Government Noise Regulation Upheld, Senators Fail at Constitutional Court

The government regulation increasing noise limits stands, as a group of senators who challenged the regulation at the Constitutional Court were unsuccessful. On Tuesday, the court partially dismissed and partially rejected the senators’ complaint.

The Senate group argued that the government’s regulation, which increases noise limits for road and rail traffic, is not a formality but a step that can have negative health and economic impacts. However, the Constitutional Court dismissed this argument, stating that the government simply softened some public health protection conditions compared to the previous legal regulation.

Justice reporter Daniela Zemanová pointed out that preventing the government from adjusting these limits would essentially block the creation of any state policy. The regulation, which came into effect last July, allows significantly higher noise levels, potentially affecting up to 80 percent of traffic structures.
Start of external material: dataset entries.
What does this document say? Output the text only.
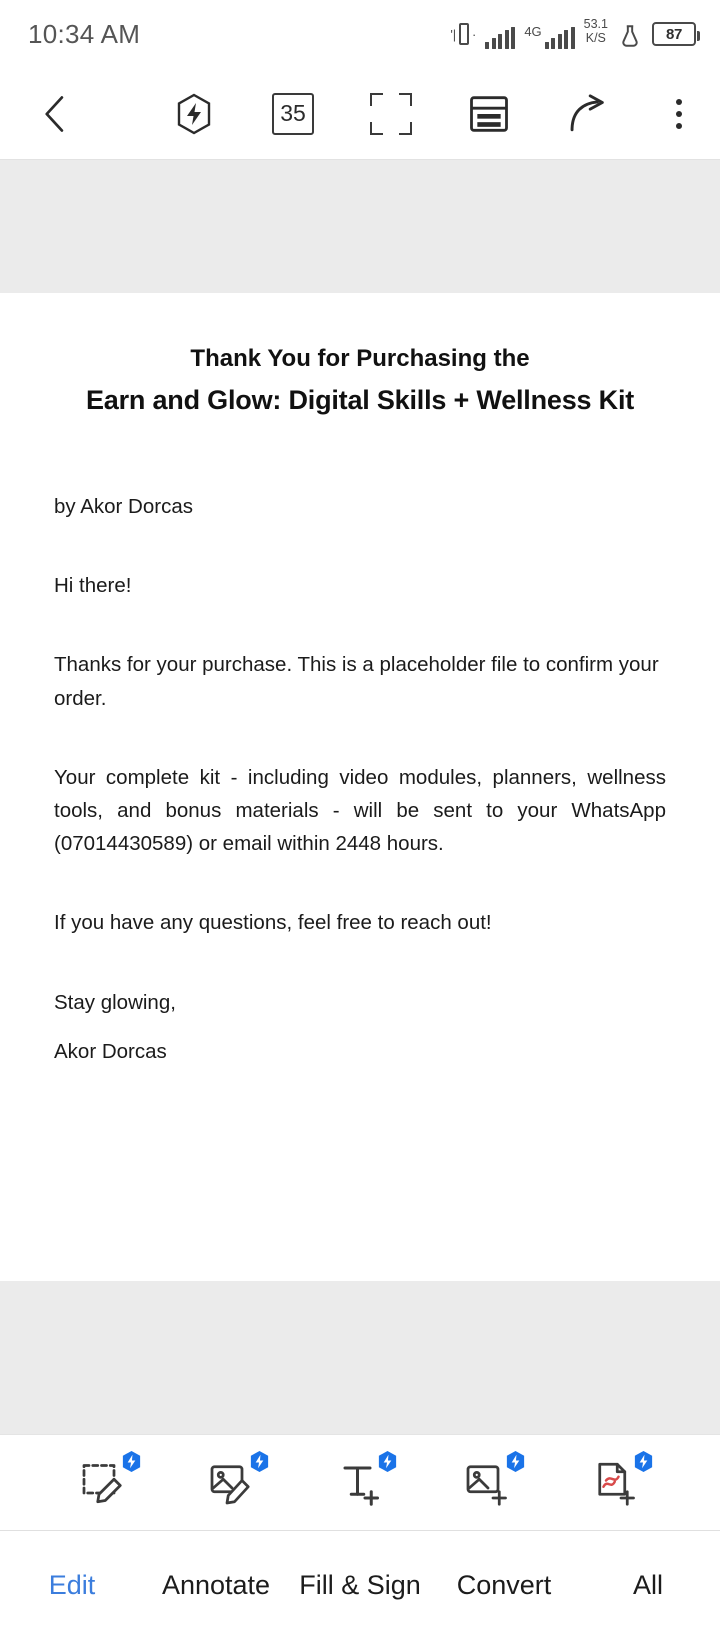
10:34 AM	'| ·	4G	53.1
K/S	87
35
Thank You for Purchasing the
Earn and Glow: Digital Skills + Wellness Kit

by Akor Dorcas

Hi there!

Thanks for your purchase. This is a placeholder file to confirm your order.

Your complete kit - including video modules, planners, wellness tools, and bonus materials - will be sent to your WhatsApp (07014430589) or email within 2448 hours.

If you have any questions, feel free to reach out!

Stay glowing,

Akor Dorcas

Edit	Annotate	Fill & Sign	Convert	All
The complainants also believed that the government did not consider the adverse effects of noise on the population’s health and the costs associated with health and social measures when adopting the regulation. They argued that the costs associated with the negative effects of excessive noise could be significantly more expensive than the costs of noise control measures. According to them, the government’s approach contradicted the public health protection law.

Nonetheless, the government adopted the measure to simplify and reduce the cost of building new and reconstructing existing transport infrastructure.